Medicare Part A covers the patient’s stay in a SNF for up to 100 days during each spell of illness. If coverage criteria are met, the patient is entitled to full payment for the first 20 days of care. From the 21st through the 100th day, the patient is responsible for a daily coinsurance amount. The 100-day coverage resets after 90 days of wellness.

Medicare A will cover a SNF admission, but only if the patient stays at an inpatient hospital for at least three midnights. Only then can a patient be admitted to a skilled nursing facility within 30 days of their hospital discharge. 

It’s important to note a patient with a shorter hospital visit won’t meet the Medicare A criteria for a 3-day hospitalization and would be responsible for the cost of the SNF. Furthermore, the Medicare beneficiary or proxy must confirm the patient is admitted to a hospital by a physician as an inpatient, and not under “observation status.” Once admitted to a SNF, the treating physician must certify the need for a longer-term skilled level of care.

Medicare Advantage plans have enough flexibility that they may or may not require a three-midnight stay.

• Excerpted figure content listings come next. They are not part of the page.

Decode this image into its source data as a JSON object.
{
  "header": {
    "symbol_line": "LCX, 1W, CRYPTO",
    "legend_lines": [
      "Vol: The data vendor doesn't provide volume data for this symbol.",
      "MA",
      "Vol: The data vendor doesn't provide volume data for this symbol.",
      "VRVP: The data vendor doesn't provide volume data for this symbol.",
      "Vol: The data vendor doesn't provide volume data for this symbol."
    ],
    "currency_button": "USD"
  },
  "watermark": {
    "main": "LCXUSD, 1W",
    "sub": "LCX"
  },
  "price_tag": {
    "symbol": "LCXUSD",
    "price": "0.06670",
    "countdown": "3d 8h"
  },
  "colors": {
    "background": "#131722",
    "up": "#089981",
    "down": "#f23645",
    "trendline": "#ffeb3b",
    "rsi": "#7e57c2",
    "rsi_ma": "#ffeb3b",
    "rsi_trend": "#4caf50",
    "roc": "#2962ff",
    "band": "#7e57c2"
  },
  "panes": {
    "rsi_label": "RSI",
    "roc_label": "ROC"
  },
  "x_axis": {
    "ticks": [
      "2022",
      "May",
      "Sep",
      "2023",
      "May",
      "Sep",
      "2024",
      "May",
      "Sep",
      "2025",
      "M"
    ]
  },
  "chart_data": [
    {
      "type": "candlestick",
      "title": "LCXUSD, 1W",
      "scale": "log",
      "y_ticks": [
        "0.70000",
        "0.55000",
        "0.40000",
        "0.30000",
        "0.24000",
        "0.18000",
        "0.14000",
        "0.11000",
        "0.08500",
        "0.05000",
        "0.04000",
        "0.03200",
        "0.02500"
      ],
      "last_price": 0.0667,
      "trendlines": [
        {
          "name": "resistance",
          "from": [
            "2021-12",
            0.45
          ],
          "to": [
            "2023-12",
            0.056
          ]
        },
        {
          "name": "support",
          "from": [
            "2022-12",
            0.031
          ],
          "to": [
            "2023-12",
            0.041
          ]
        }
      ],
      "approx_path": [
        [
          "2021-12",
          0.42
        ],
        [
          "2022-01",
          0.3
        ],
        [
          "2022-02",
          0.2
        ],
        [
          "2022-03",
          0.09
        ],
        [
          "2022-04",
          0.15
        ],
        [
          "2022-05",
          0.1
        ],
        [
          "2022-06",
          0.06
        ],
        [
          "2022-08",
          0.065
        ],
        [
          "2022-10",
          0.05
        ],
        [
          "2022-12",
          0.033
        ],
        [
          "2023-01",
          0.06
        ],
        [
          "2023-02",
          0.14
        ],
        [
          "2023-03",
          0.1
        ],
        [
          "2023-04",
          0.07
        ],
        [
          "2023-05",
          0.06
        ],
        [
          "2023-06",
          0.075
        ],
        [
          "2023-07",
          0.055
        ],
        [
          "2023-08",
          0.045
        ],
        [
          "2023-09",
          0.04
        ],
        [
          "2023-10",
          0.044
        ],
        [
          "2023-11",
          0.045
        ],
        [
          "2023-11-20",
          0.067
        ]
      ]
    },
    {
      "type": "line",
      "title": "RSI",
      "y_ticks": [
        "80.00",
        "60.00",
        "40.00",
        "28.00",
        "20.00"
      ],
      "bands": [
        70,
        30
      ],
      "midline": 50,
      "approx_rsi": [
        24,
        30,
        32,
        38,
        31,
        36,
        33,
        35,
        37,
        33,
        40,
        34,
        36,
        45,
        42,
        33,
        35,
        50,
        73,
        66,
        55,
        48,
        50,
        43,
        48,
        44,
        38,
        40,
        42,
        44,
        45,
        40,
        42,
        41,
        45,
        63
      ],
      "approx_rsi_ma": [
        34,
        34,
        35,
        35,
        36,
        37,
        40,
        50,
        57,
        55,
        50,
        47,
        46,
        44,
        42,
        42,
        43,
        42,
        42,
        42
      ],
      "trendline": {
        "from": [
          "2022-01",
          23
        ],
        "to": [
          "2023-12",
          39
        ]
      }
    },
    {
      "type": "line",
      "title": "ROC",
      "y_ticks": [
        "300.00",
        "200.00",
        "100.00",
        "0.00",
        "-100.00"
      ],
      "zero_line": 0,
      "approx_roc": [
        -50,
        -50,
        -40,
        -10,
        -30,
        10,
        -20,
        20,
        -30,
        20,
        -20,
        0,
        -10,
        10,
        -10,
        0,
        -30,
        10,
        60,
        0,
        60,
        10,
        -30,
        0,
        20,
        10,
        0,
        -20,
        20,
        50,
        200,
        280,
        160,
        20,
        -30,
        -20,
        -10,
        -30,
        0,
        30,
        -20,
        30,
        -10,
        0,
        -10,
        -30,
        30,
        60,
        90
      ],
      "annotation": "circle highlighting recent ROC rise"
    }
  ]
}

Insurance companies administer Medicaid or Medicare Advantage plans and require regular updates on the patient’s condition, which are reviewed and recommended by their nurse case manager or medical director. Beneficiaries should contact their policyholder to confirm their benefits. Medicaid covers skilled nursing services per state rules.

Navigating the benefits system can be confusing and costly. Patients and their families or caregivers must be well-informed before they receive a large bill from the care facility.
Skilled nursing facilities employ professionals who are available and can assist with questions about the length of stay, coinsurance payments, and patient liability.